Stock markets suffer the worst weekly loss this year - Stock markets officially entered correction territory and the NASDAQ is now in a bear market. It’s down 20% from its peak. Fears of higher interest rates after The Fed raised rates for the fourth time this year, increased trade tensions with China, slowing economic conditions in Europe and Asia, falling oil prices, fears of a government shutdown, and political tensions had investors running for cover. The Dow Jones Industrial Average closed the weekat 22,445.37, down from 24,100.51 last week. It was down 6.9% for the week and is now down 9.2% year to date. The S&P 500 closed the week at 2,416.62, down from 2,599.95 last week. It was down 7.1% for the week and is down 9.6% year to date. The NASDAQ closed the week at 6,332.99, down from 6,910.77 last week. It was down 8.4% for the week and down 8.3% year to date.

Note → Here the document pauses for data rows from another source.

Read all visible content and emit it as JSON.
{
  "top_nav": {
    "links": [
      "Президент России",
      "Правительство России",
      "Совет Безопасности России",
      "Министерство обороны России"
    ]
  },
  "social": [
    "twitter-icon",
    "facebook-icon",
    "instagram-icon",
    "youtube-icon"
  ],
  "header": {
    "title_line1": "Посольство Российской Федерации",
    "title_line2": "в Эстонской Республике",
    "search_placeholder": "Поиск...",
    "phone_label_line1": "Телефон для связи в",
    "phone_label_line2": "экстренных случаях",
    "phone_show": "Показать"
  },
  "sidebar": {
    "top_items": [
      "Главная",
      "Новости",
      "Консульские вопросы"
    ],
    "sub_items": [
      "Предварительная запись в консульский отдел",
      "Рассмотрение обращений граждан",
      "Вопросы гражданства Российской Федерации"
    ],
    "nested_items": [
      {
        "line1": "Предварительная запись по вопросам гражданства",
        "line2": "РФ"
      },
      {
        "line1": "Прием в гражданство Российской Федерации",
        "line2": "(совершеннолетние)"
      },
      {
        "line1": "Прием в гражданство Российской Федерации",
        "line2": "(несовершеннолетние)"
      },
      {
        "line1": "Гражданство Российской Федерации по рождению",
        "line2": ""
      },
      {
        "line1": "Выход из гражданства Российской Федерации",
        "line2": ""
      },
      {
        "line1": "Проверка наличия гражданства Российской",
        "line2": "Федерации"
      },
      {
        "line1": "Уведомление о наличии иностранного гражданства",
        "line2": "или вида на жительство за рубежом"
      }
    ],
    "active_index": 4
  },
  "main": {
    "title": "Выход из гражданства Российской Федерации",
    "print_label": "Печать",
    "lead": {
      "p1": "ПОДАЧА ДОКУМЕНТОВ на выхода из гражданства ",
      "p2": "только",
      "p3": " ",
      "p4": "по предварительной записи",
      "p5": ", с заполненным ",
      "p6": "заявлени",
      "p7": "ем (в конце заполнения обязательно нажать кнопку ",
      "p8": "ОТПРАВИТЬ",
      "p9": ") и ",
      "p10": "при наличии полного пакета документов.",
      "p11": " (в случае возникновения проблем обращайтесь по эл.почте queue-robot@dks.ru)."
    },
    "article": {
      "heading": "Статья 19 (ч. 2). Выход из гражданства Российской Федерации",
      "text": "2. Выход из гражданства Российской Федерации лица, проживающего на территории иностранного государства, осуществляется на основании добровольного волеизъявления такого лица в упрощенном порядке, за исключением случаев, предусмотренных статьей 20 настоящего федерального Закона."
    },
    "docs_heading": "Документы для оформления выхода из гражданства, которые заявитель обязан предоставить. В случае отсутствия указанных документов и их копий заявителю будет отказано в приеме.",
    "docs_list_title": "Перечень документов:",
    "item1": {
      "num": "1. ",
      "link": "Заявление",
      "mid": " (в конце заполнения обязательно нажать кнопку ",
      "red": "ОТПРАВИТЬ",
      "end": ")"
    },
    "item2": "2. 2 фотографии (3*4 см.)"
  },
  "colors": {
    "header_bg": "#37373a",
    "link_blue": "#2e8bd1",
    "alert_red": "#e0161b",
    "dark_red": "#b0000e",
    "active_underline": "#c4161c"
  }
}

Treasury Bond Yields dropped this week as investors moved money from stocks to treasury bonds - The 10-year treasury bond closed the week yielding 2.79%, down from 2.89% last week. The 30-year treasury bond yield ended the week at 3.03%, down from 3.14% last week. We watch treasury bond yields because mortgage rates follow bond yields.

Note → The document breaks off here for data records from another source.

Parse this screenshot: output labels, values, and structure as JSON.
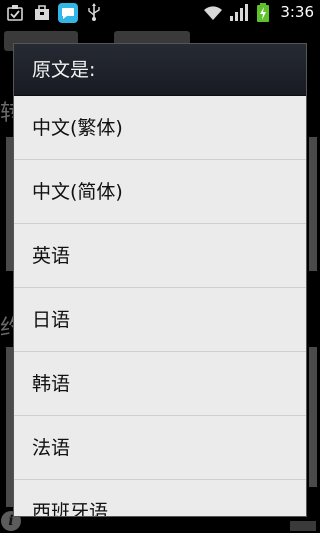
{
  "status_bar": {
    "time": "3:36",
    "icons": [
      "check-notification-icon",
      "shopping-bag-icon",
      "chat-bubble-icon",
      "usb-icon",
      "wifi-icon",
      "signal-icon",
      "battery-charging-icon"
    ],
    "accent_color": "#33b5e5",
    "battery_color": "#5fc12b"
  },
  "background": {
    "visible_chars": [
      "转",
      "约"
    ],
    "info_icon_glyph": "i"
  },
  "dialog": {
    "title": "原文是:",
    "options": [
      {
        "label": "中文(繁体)"
      },
      {
        "label": "中文(简体)"
      },
      {
        "label": "英语"
      },
      {
        "label": "日语"
      },
      {
        "label": "韩语"
      },
      {
        "label": "法语"
      },
      {
        "label": "西班牙语"
      }
    ]
  }
}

Mortgage rates remain at the lowest level in three months - The December 20, 2018 Freddie Mac Primary Mortgage Survey reported that the 30-year fixed mortgage rate average was 4.62%, unchanged from 4.63% last week. The 15-year fixed was 4.07%, unchanged from 4.07% last week. The 5-year ARM was 3.98%, down from 4.04% last week. Rates ended the week slightly lower.
California housing market continues to struggle in November - The California Association of Realtors reported that existing single-family home sales totaled 381,400 on a seasonally adjusted annualized rate in November. Year over year the number of homes sold was down 13.4% from last November. The statewide median price was $544,000, down 3% from October and up 1.5% from November 2017. The unsold inventory index was 3.7 months, up from 2.9 months last November.